Some may have considered me to be poor white trash from New Orleans, because when I was young we lived in the Florida projects, and later in an abandoned Shrimp Factory on the bayou, but I never felt poor or underprivileged. In fact I felt rich for the experiences I had and because I came from a loving family.

 Despite being poor I managed to earn a genuine BA degree from the University of New Orleans in 95’ where I majored in Drama and Communications, and wrote for our college newspaper, the Driftwood. With a circulation of 25,500 UNO's Driftwood Newspaper jumpstarted my writing career by giving me first hand experience in writing for a live reading audience, plus Dr. Stephen Ambrose, one of my professors encouraged me to sell one of my University stories to the Times Picayune Newspaper. He said to me, "A young writer has to start somewhere". I didn’t think my story was good enough to sell to the newspaper, but I decided to try it because of Dr. Ambrose. Not only did they buy my story but also they published it with pictures. Getting paid for that story was the spark I needed to ignite a writing career.  While still at the university I wrote a short play. During the annual one-act play festival held in New Orleans, I entered my one act play in the Louisiana state competition, and won 3rd place in the Community Theatre category, where I performed in and directed my original play at the Contemporary Arts Center. This led me to write my first screenplay a serial killer mystery, which I plan to one day, resurrect.

           After graduating from UNO I did free lance writing for the St. Tammany News Banner. While living in Long Beach California, I was in three writer’s groups; one was the California Writer’s Club, of which I served as a board member.

           Worked on over a dozen films like ABC’s “Super Bowl,” where I met O J Simpson, who came over, sat down next to me and chatted with me for a while. Some extras said he liked blondes, and was trying to hit on me.  I didn’t know who he was at the time.  Looking back now, it seems kind of’ scary.

           While working on Double Exposure with Farrah Fawcette, she touched my hair and said, “You have beautiful hair.”  I felt so ridiculous when my mouth refused to co-operate and I couldn’t reply naturally, except to squeak out a weak “Thank you.” What I wanted to tell her was, “I’m a licensed cosmetologist, and you can’t imagine how many women brought me magazine pictures of you, asking for that popular hair style you made so famous.”  I wish now I would have told her that.

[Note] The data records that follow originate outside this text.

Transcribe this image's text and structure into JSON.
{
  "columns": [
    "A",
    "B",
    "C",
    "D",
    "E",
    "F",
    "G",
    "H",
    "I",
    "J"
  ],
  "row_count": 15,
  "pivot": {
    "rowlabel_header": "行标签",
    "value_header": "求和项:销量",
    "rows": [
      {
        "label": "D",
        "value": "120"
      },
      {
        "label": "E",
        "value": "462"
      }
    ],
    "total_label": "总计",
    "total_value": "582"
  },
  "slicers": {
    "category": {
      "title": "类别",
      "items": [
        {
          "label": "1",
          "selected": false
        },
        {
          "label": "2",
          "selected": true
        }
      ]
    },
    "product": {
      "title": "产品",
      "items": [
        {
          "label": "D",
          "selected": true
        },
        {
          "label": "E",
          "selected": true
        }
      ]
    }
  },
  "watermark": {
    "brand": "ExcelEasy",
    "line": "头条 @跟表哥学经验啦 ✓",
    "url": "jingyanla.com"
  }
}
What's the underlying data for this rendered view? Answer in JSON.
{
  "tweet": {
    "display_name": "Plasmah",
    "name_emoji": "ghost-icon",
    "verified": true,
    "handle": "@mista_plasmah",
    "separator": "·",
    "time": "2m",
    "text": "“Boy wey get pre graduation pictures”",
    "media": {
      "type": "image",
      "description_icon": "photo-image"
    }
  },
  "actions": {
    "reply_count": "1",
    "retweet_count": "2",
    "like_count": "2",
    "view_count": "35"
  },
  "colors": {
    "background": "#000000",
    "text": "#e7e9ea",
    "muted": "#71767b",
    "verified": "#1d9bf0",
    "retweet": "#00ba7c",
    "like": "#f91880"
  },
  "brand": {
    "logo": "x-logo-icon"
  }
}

            As a featured extra playing a cocktail waitress in the movie “Adios Thierry,” later changed to “Zandalee.” I walked across the set carrying a cocktail tray filled with glasses, and was told to bump into Joe Pantoliano. While filming this scene, my heel broke and director Sam Pillsbury yelled, “Cut!” The wardrobe people quickly taped my heel back on, and then we continued shooting. The first A D pleaded with me several times to remove my top and be a topless waitress for this scene. He said they would give me fifty dollars more. “No,” I told him. I figured if I can’t make it on my talent, “Forget it.”

Got film credit in “Netherworld” and “Widow Paris” for working with wardrobe, make-up, and doing hair.

My degree in Fashion Merchandising from Meadow’s Draughon College, and the two years I spent at John McCrady Art School paid off as I designed and painted stage sets and made costumes for some of the stage shows I directed, like South Pacific, Carousel, The Sound of Music, Annie, and The Uninvited. Also performed in community and dinner theatres, in and around New Orleans in shows like Lil’Abner, Barnum, Gazebo, and Gaslight.

     Did Family Service Society plays (educational plays) for three years. My most unusual audience was at the Fifth Circuit Court of Appeals Building in New Orleans, where I performed for an all male audience of lawyers and judges.

     Lived and worked overseas in South Korea for three and a half years teaching conversational English to Korean children and adults.  Met my husband in a grocery store there. We married a year later in South Korea. Since returning to the states, my husband’s job (as an airplane engineer) has taken us across the US and back, plus we lived in Brazil for a year and three months. I agree with Forest Gump when he said, “Life is like a box of chocolates, you never know what you’re gonna get.”